- Leny Location of Leny within County Westmeath in Ireland
- Coordinates: 53°36′22″N 7°25′32″W﻿ / ﻿53.60611°N 7.42556°W
- Country: Ireland
- Province: Leinster
- County: County Westmeath
- Irish grid reference: N380619

= Leny (civil parish) =

Civil parish in County Westmeath, Ireland

Leny is a civil parish in County Westmeath, Ireland. It is located about 11 km north–west of Mullingar. This name also applies to the townland of Leny; neither should be confused with the Falls of Leny in Scotland.

Leny is one of 8 civil parishes in the barony of Corkaree in the province of Leinster. The civil parish covers 4247.8 acre.

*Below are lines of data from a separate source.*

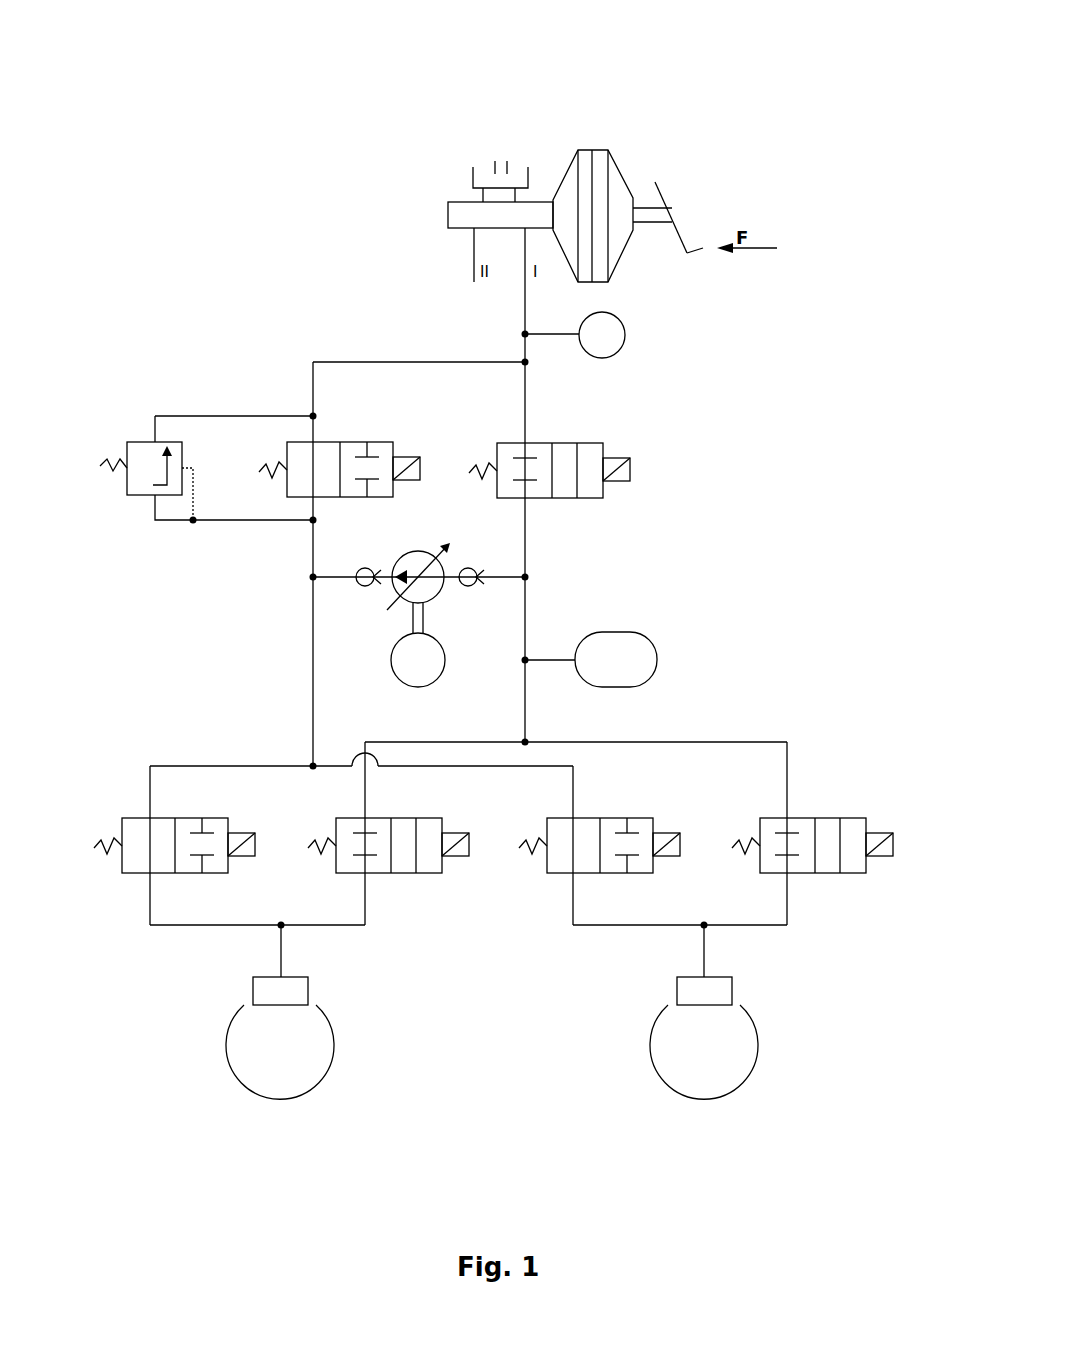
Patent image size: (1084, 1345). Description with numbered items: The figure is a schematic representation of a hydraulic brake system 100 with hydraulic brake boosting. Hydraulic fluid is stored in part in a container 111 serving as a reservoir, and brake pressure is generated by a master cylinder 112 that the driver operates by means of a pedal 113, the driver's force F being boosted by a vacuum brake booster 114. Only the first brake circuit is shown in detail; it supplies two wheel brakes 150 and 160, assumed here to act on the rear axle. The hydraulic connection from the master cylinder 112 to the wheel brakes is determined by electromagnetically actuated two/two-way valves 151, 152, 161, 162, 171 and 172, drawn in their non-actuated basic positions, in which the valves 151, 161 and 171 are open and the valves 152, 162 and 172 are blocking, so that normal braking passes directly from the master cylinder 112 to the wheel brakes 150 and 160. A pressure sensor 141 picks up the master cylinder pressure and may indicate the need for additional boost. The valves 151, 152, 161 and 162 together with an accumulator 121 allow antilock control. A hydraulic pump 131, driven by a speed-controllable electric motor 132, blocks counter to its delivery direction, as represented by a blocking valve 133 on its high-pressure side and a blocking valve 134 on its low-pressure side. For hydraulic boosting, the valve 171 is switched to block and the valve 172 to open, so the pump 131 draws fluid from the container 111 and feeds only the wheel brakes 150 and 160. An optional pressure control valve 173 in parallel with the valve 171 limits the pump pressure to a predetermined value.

The hydraulic brake system 100 is at (736, 86).
The container 111 is at (478, 168).
The master cylinder 112 is at (449, 203).
The pedal 113 is at (684, 247).
The brake booster 114 is at (592, 160).
The accumulator 121 is at (636, 648).
The hydraulic pump 131 is at (402, 553).
The electric motor 132 is at (430, 645).
The blocking valve 133 is at (365, 567).
The blocking valve 134 is at (468, 567).
The pressure sensor 141 is at (618, 330).
The wheel brake 150 is at (300, 985).
The 2/2-way valve 151 is at (220, 830).
The 2/2-way valve 152 is at (432, 830).
The wheel brake 160 is at (722, 985).
The 2/2-way valve 161 is at (642, 830).
The 2/2-way valve 162 is at (855, 830).
The 2/2-way valve 171 is at (378, 453).
The 2/2-way valve 172 is at (593, 453).
The pressure control valve 173 is at (138, 450).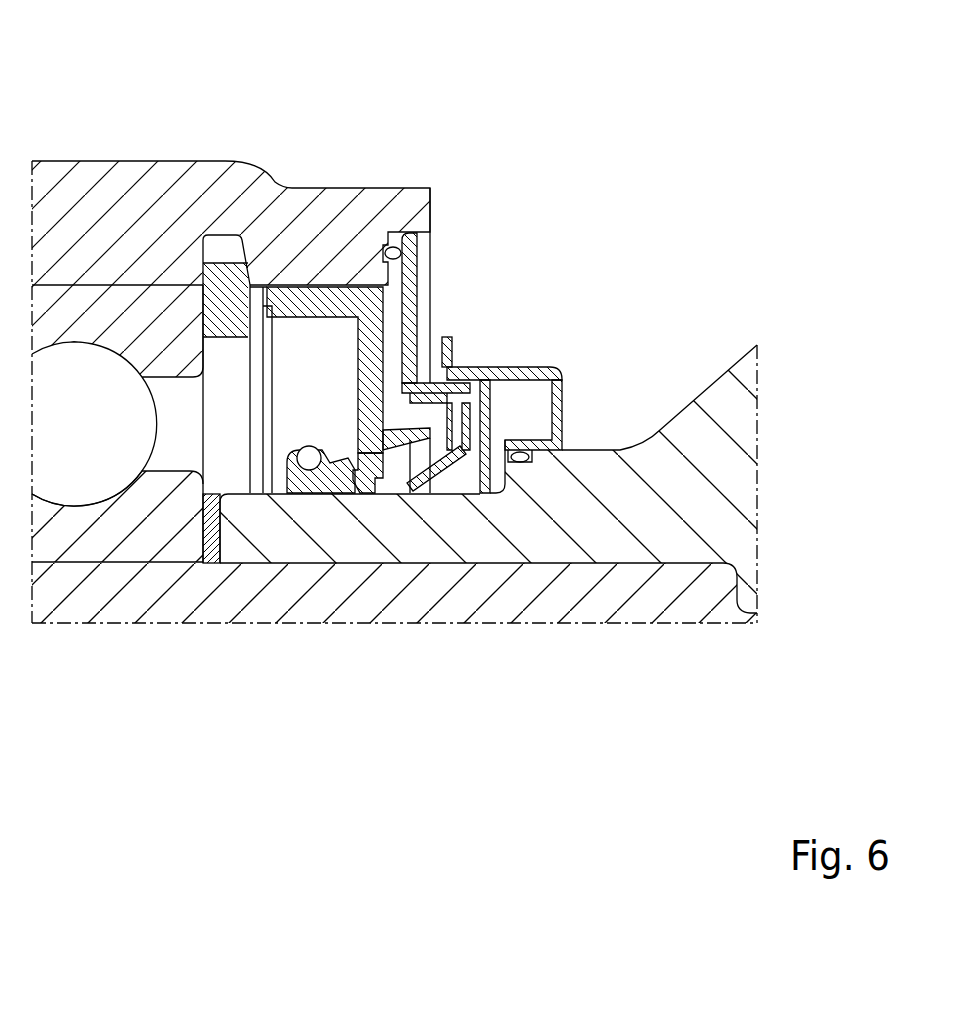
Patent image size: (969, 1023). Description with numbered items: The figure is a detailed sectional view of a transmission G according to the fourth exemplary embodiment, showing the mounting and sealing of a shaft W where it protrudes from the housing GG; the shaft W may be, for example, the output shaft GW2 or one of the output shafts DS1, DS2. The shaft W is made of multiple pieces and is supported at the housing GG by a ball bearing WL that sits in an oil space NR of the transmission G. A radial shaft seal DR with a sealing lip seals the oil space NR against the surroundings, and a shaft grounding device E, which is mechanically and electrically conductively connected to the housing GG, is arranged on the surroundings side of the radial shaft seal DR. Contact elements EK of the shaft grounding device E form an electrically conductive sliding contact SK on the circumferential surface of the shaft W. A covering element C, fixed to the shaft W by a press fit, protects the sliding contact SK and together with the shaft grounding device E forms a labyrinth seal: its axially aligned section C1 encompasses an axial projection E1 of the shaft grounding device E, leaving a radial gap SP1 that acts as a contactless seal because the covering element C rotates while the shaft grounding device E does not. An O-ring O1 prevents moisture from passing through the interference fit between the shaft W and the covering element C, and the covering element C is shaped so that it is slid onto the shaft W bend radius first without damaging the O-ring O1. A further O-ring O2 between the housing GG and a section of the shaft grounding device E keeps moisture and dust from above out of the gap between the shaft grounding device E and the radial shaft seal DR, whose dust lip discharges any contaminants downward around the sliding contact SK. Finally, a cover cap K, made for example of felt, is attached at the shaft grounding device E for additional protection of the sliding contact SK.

The ball bearing WL is at (95, 330).
The housing GG is at (277, 252).
The shaft grounding device E is at (390, 282).
The O-ring O2 is at (390, 232).
The radial shaft seal DR is at (368, 358).
The axial projection E1 is at (458, 373).
The radial gap SP1 is at (487, 372).
The transmission G is at (642, 215).
The axially aligned section C1 is at (540, 365).
The covering element C is at (575, 384).
The cover cap K is at (490, 408).
The oil space NR is at (185, 430).
The shaft W is at (394, 586).
The output shaft GW2 is at (394, 593).
The output shaft DS1 is at (394, 593).
The output shaft DS2 is at (394, 593).
The sliding contact SK is at (413, 525).
The contact elements EK is at (462, 494).
The O-ring O1 is at (530, 478).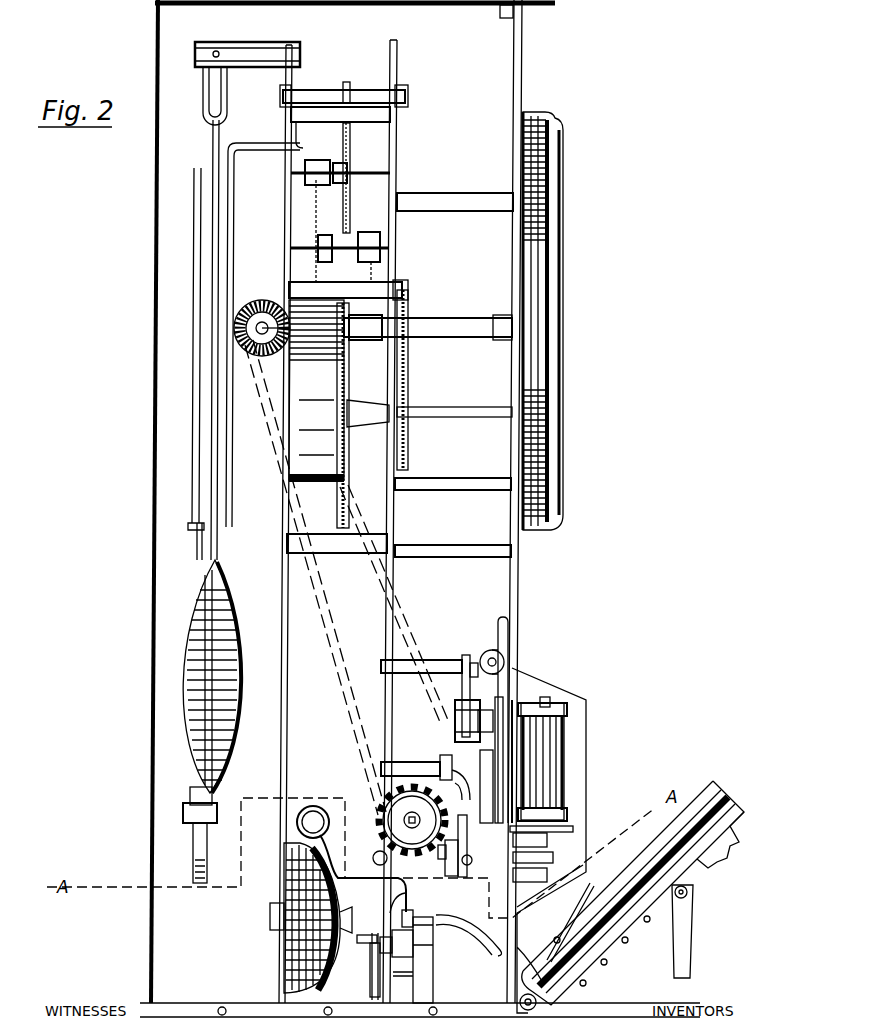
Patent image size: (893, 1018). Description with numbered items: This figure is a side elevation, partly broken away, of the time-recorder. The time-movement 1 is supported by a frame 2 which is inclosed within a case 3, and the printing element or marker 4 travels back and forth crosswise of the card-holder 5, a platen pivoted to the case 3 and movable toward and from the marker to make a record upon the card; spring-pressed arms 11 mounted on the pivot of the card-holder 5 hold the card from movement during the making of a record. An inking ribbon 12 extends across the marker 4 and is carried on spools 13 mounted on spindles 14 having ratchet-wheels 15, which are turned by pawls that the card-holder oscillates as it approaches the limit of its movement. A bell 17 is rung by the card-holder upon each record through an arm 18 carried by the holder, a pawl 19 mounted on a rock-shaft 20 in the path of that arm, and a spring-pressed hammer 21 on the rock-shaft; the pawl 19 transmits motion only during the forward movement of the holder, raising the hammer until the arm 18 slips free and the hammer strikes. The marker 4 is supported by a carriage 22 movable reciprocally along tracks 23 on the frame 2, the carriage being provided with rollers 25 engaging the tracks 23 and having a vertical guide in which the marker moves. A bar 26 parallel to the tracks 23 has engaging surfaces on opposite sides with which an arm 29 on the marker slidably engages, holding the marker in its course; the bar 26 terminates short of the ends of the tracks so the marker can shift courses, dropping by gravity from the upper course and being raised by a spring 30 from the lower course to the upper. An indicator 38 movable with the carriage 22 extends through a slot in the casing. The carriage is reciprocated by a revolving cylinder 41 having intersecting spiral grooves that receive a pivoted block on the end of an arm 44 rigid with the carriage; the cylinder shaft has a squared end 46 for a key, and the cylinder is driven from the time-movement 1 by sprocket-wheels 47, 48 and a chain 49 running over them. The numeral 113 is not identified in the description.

Leny civil parish comprises 15 townlands: Ballinalack (village), Ballinalack, Ballynafid, Ballyvade, Clanhugh Demesne, Culleenabohoge, Culleendarragh, Cullenhugh, Farrow, Glebe, Kilpatrick, Knightswood, Leny, Rathaniska and Rathbennett.

The neighbouring civil parishes are: Russagh, Lackan and Multyfarnham to the north, Tyfarnham to the east, Portloman,
Portnashangan and Templeoran to the south and Kilbixy (barony of Moygoish) and Rathaspick (Moygoish) to the west.